The fourth Wabbler went through the hole. It was very simple indeed. Its tail scraped for a moment, and then it was inside the harbor. And then the tick-tick-ticking of the Wabbler's brain was very crisp and incisive indeed, because this was its chance for the accomplishment of its destiny. It listened for sounds of engines, estimating their loudness with an uncanny precision, and within its rounded brainpan it measured things as abstract as variations in the vertical component of terrestrial magnetism. There were many sounds and many variations to note, too, because surface craft swarmed about the scene of a recent violent explosion. Their engines purred and rumbled, and their steel hulls made marked local changes in magnetic force. But none of them came quite close enough to the Wabbler to constitute its destiny.

It went on and on as the flood tide swept in. The harbor was a busy one, with many small craft moving about, and more than once in these daylight hours flying things alighted upon the water and took off again. But it happened that none came sufficiently near. An hour after its entrance into the harbor the Wabbler was in a sort of eddy, in a basin, and it made four slow, hitching circuits about the same spot—during one of which it came near to serried ranks of piling—before the time of slack water. But even here the Wabbler, after swaying a little without making progress for perhaps twenty minutes, made little clanking noises inside itself and dribbled out bubbles and eased itself down in the mud to wait.

It lay there, canted a little and staring up with its small, round, seeming eyes with a look of unimpassioned expectancy. Small boats roved overhead. Once engines rumbled, and a wooden-hulled craft swam on the surface of the water to the very dock whose pilings the Wabbler had seen. Then creaking sounds emanated from those pilings. The Wabbler may have known that unloading cranes were at work. But this was not its destiny either.

There came other sounds of greater import. Clankings of gears. A definite, burning rush of water. It continued and continued. The Wabbler could not possibly be expected to understand, of course, that such burbling underwater sounds are typical of a drydock being filled—the filling beginning near low tide when a great ship is to leave at high. Especially, perhaps, the Wabbler could not be expected to know that a great warship had occupied a vastly important drydock and that its return to active service would restore much power to an enemy fleet. Certainly it could not know that another great warship waited impatiently to be repaired in the same basin. But the restless tick-tick-tick-tick which was the Wabbler's brain was remarkably crisp and incisive.
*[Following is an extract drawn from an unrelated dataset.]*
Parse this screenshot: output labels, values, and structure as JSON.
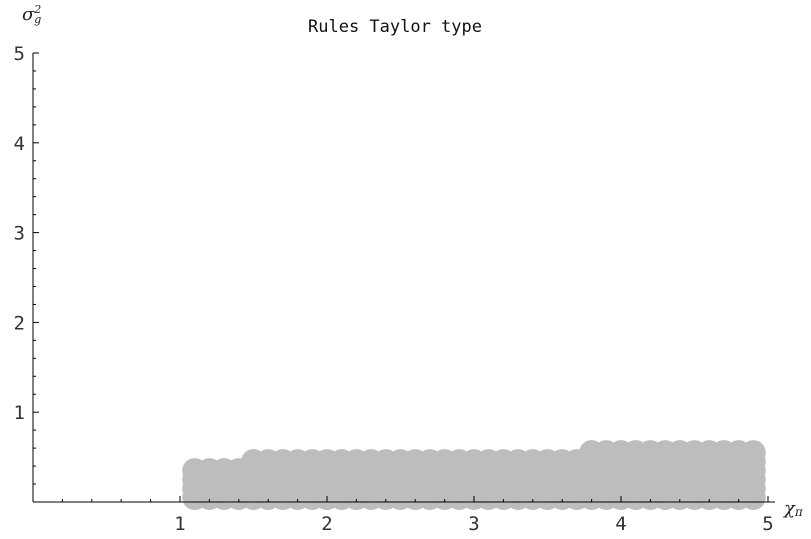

When flood tide began once more, the Wabbler jetted water and wabbled to and fro until it broke free of the bottom. It hung with a seeming impatience—wreathed in seaweed and coated with greenish slime—above the tail which dangled down to the harbor mud. It looked alive, and inhuman, and chinless, and it looked passionately demoniac, and it looked like something out of a submarine Gehenna. And, presently, when the flood tide began to flow and the eddy about the docks and the dry dock gates began, the Wabbler inched as if purposefully toward the place where the water burbled through flooding valves.
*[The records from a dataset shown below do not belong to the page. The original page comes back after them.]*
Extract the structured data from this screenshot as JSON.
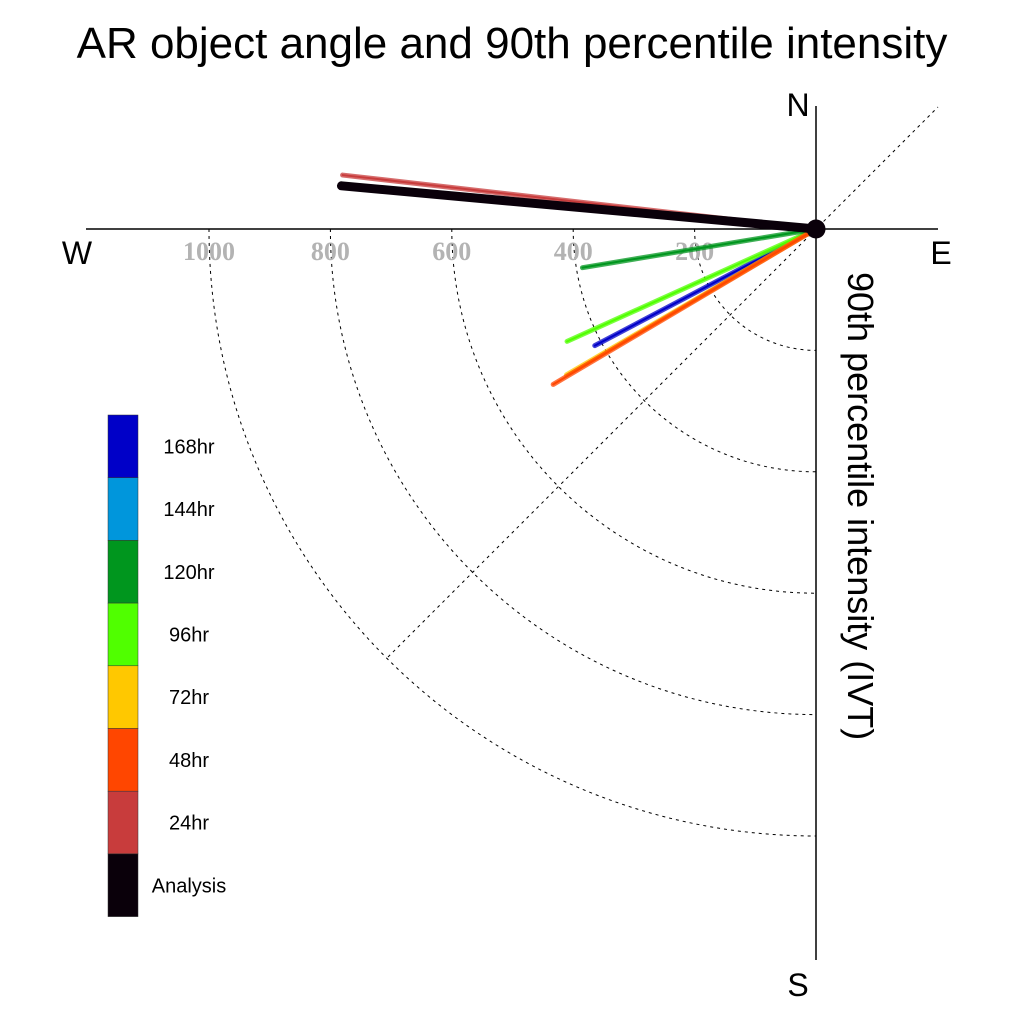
{
  "chart_data": {
    "type": "polar-vector",
    "title": "AR object angle and 90th percentile intensity",
    "axis_label": "90th percentile intensity (IVT)",
    "compass": {
      "north": "N",
      "south": "S",
      "east": "E",
      "west": "W"
    },
    "radial_ticks": [
      200,
      400,
      600,
      800,
      1000
    ],
    "radial_tick_labels": [
      "200",
      "400",
      "600",
      "800",
      "1000"
    ],
    "rmax": 1200,
    "series": [
      {
        "name": "168hr",
        "color": "#0000c8",
        "angle_deg": 207.8,
        "intensity": 412
      },
      {
        "name": "144hr",
        "color": "#0096dc",
        "angle_deg": null,
        "intensity": null
      },
      {
        "name": "120hr",
        "color": "#00961e",
        "angle_deg": 189.4,
        "intensity": 390
      },
      {
        "name": "96hr",
        "color": "#50ff00",
        "angle_deg": 204.3,
        "intensity": 450
      },
      {
        "name": "72hr",
        "color": "#ffc800",
        "angle_deg": 210.3,
        "intensity": 476
      },
      {
        "name": "48hr",
        "color": "#ff4600",
        "angle_deg": 210.6,
        "intensity": 503
      },
      {
        "name": "24hr",
        "color": "#c83c3c",
        "angle_deg": 173.5,
        "intensity": 785
      },
      {
        "name": "Analysis",
        "color": "#0a000a",
        "angle_deg": 174.8,
        "intensity": 785
      }
    ]
  }
}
Sounds in the air did not reach the Wabbler. Sounds under water did. It heard the grinding rumble of stream winches, and it heard the screeching sound as the drydock gates swung open. They were huge gates, and they made a considerable eddy of their own. The Wabbler swam to the very center of that eddy and hung there, waiting. Now, for the first time, it seemed excited. It seemed to quiver a little. Once when it seemed that the eddy might bring it to the surface, it bubbled patiently from the vent which appeared to be a mouth. And its brain went tick-tick-tick-tick within it, and inside its brainpan it measured variations in the vertical component of terrestrial magnetism, and among such measurements it noted the effect of small tugs which came near but did not enter the drydock. They only sent lines within, so they could haul the warship out. But the tugs were not the Wabbler's destiny either.